Scenario: A social media platform needs to ensure that all users see the most recent posts made by their friends. Which consistency model would you recommend for their NoSQL database?
- Bounded Staleness
- Causal Consistency
- Eventual Consistency
- Strong Consistency
For a social media platform prioritizing consistency, Strong Consistency is recommended. This ensures that all users see the most recent posts made by their friends without any delay or inconsistency across different nodes of the database.

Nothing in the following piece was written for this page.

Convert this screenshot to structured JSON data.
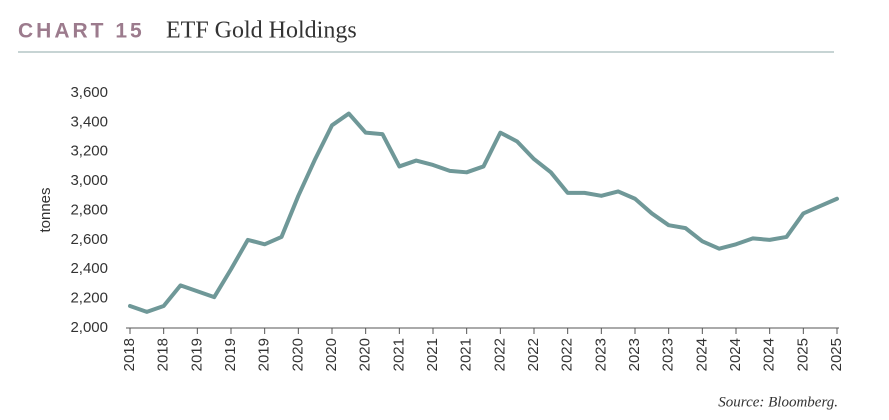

Scenario: An online store has customers and orders. Each customer can place multiple orders, but an order must belong to one customer. What cardinality and modality does this scenario illustrate?
- Many-to-Many, Optional
- Many-to-One, Optional
- One-to-Many, Mandatory
- One-to-One, Mandatory
This scenario illustrates a One-to-Many relationship with mandatory modality. Each customer can place multiple orders (Many), but each order must belong to one customer (One). The modality is mandatory because every order must be associated with a customer.
In a distributed database system, _______ partitioning involves replicating data across multiple nodes.
- Hash
- Range
- Replication
- Vertical
In a distributed database system, replication partitioning involves copying or duplicating data across multiple nodes. This is done to enhance fault tolerance and improve data availability by having redundant copies of the data on different nodes within the distributed environment.
The choice between different Slowly Changing Dimensions (SCD) types depends on the balance between _______ and _______.
- Accuracy, Efficiency
- Complexity, Performance
- Flexibility, Storage
- Integrity, Scalability
The choice of SCD types depends on finding a balance between the need for flexibility in tracking changes and the impact on storage requirements. For example, Type 2 provides historical tracking but may increase storage needs, while Type 1 sacrifices history for simplicity and better performance.
Document-based databases are well-suited for scenarios where the data _______ over time.
- Evolves
- Is relational
- Is static
- Stays constant
Document-based databases are well-suited for scenarios where the data evolves over time. The flexible schema of document-based databases allows for easy modification and addition of fields as the data structure changes, making them suitable for dynamic and evolving data requirements.
ER diagram tools support _______ engineering to transition between conceptual and logical database designs.
- Agile
- Incremental
- Iterative
- Reverse
ER diagram tools support reverse engineering, allowing users to transition between conceptual and logical database designs seamlessly. Reverse engineering involves creating a visual representation (ERD) from an existing database, aiding in understanding and modifying the database structure effectively.
A retail company wants to analyze sales data to determine the total revenue generated per product category. Which SQL operation would you use to achieve this?
- GROUP BY
- HAVING
- JOIN
- ORDER BY
To achieve the desired result, you would use the SQL operation GROUP BY. This allows you to group rows that have the same values in specified columns, enabling the calculation of aggregate functions like SUM to determine total revenue per product category.
Which query language is commonly used for interacting with graph databases?
- Cypher
- NoSQL
- Python
- SQL
Cypher is the query language commonly used for interacting with graph databases. It is specifically designed for expressing graph patterns and relationships, making it well-suited for querying and manipulating data in a graph database environment.
What is the purpose of a CHECK constraint in a relational database?
- Checks the existence of indexes on specified columns
- Enforces rules on the values allowed in a column or columns
- Validates the syntax of SQL statements
- Verifies the referential integrity of the database
A CHECK constraint in a relational database enforces rules on the values allowed in a column or columns. It ensures that data entered into the database meets specified criteria, providing a mechanism for controlling and restricting the range of acceptable values.
What are some common challenges associated with data partitioning in distributed databases?
- All of the above
- Difficulty in maintaining referential integrity
- Increased complexity of query optimization
- Overhead in managing data distribution
Data partitioning in distributed databases introduces challenges such as increased complexity of query optimization, overhead in managing data distribution, and difficulty in maintaining referential integrity. All these challenges need careful consideration for designing an efficient distributed database system.